1/4 lb. natural bacon, chopped in bits

1 tbsp olive oil

1 head garlic, sliced

1 large spanish onion, or 8 small cippolini onions

1/4 cup ver jus

2 tbsps apple cider vinegar

1 liter dry white wine (preferably a cheap alsatian riesling)

1 head cabbage, finely sliced

1 spaghetti squash

1 1/2 - 2lbs smoked pork loin

dried or fresh thyme to taste

salt & pepper to taste

Preparation

–> heat your oven to 400degrees

  • quarter spaghetti squash, scoop out seeds, place on a silpat on a baking sheet
  • bake in oven until tender (approx 20 minutes)

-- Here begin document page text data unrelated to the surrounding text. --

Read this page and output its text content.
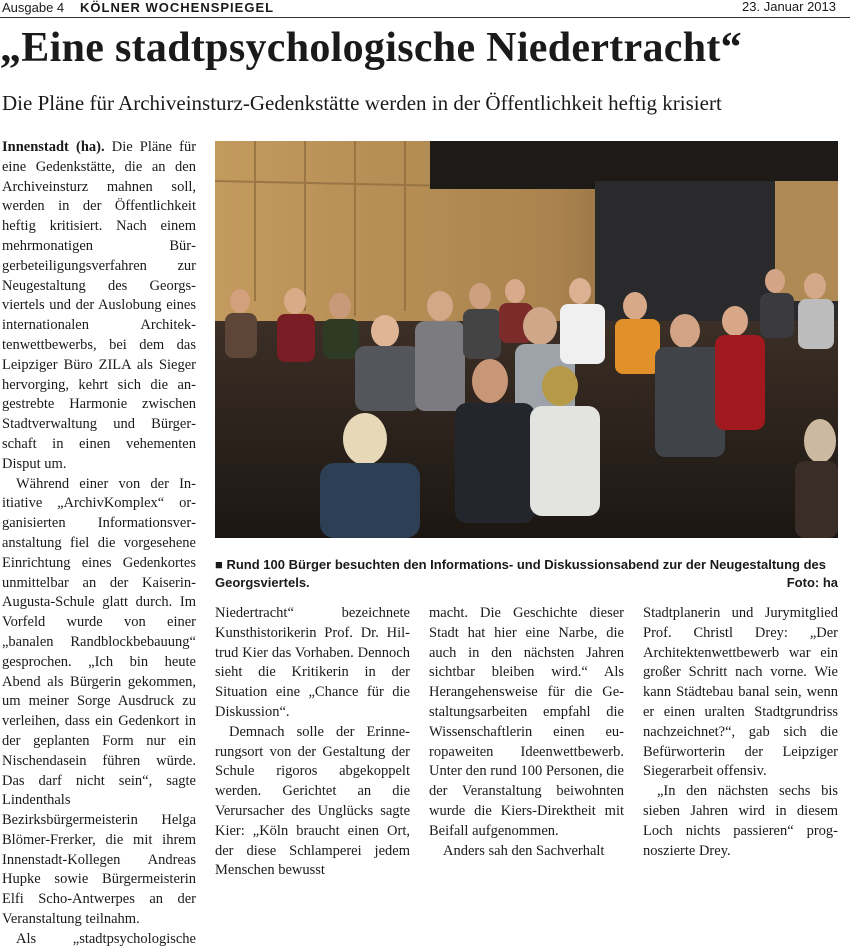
Ausgabe 4 KÖLNER WOCHENSPIEGEL	23. Januar 2013
„Eine stadtpsychologische Niedertracht“
Die Pläne für Archiveinsturz-Gedenkstätte werden in der Öffentlichkeit heftig krisiert

Innenstadt (ha). Die Pläne für eine Gedenkstätte, die an den Archiveinsturz mahnen soll, werden in der Öffentlichkeit heftig kritisiert. Nach einem mehrmonatigen Bürgerbeteiligungsverfahren zur Neugestaltung des Georgsviertels und der Auslobung eines internationalen Architektenwettbewerbs, bei dem das Leipziger Büro ZILA als Sieger hervorging, kehrt sich die angestrebte Harmonie zwischen Stadtverwaltung und Bürgerschaft in einen vehementen Disput um.

Während einer von der Initiative „ArchivKomplex“ organisierten Informationsveranstaltung fiel die vorgesehene Einrichtung eines Gedenkortes unmittelbar an der Kaiserin-Augusta-Schule glatt durch. Im Vorfeld wurde von einer „banalen Randblockbebauung“ gesprochen. „Ich bin heute Abend als Bürgerin gekommen, um meiner Sorge Ausdruck zu verleihen, dass ein Gedenkort in der geplanten Form nur ein Nischendasein führen würde. Das darf nicht sein“, sagte Lindenthals Bezirksbürgermeisterin Helga Blömer-Frerker, die mit ihrem Innenstadt-Kollegen Andreas Hupke sowie Bürgermeisterin Elfi Scho-Antwerpes an der Veranstaltung teilnahm.

Als „stadtpsychologische

■ Rund 100 Bürger besuchten den Informations- und Diskussionsabend zur der Neugestaltung des Georgsviertels.	Foto: ha

Niedertracht“ bezeichnete Kunsthistorikerin Prof. Dr. Hiltrud Kier das Vorhaben. Dennoch sieht die Kritikerin in der Situation eine „Chance für die Diskussion“.

Demnach solle der Erinnerungsort von der Gestaltung der Schule rigoros abgekoppelt werden. Gerichtet an die Verursacher des Unglücks sagte Kier: „Köln braucht einen Ort, der diese Schlamperei jedem Menschen bewusst

macht. Die Geschichte dieser Stadt hat hier eine Narbe, die auch in den nächsten Jahren sichtbar bleiben wird.“ Als Herangehensweise für die Gestaltungsarbeiten empfahl die Wissenschaftlerin einen europaweiten Ideenwettbewerb. Unter den rund 100 Personen, die der Veranstaltung beiwohnten wurde die Kiers-Direktheit mit Beifall aufgenommen.

Anders sah den Sachverhalt

Stadtplanerin und Jurymitglied Prof. Christl Drey: „Der Architektenwettbewerb war ein großer Schritt nach vorne. Wie kann Städtebau banal sein, wenn er einen uralten Stadtgrundriss nachzeichnet?“, gab sich die Befürworterin der Leipziger Siegerarbeit offensiv.

„In den nächsten sechs bis sieben Jahren wird in diesem Loch nichts passieren“ prognoszierte Drey.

–> in a large, heavy bottom dutch oven render the bacon until crispy

  • set bacon aside to drain on a plate lined with paper towels
  • add olive oil to bacon fat
  • add garlic and onions
  • cook apprx 20 minutes or until caramelized, add salt and pepper to taste
  • add ver jus and vinegar cook until evaporated
  • add about 1 cup of the wine cook until evaporated
  • add the finely sliced cabbage stir to coat, add salt & pepper to taste
  • add enough white wine to cover (you can add more wine as it evaporates at any time)
  • turn burner to medium, cover and cook until cabbage nears an “al dente” texture

–> meanwhile remove spaghetti squash from oven, place in bowl to cool

  • slice smoked pork into bite sized pieces
  • add pork to pot cook covered stirring ocassionaly about 10 minutes

–> during this time, pull the squash from its shell using a fork, when done, add to pot and mix together

  • cook, uncovered another 10 minutes until liquid cooks off and the chocroute reaches a stewy, not too liquidy consistency

  • check seasoning, add more wine, salt & pepper if necessary, and at this time, add thyme to taste

  • when everything looks, and smells wonderful, serve to your adoring friends over a bed of raw cabbage or buttered egg noodles! enjoy!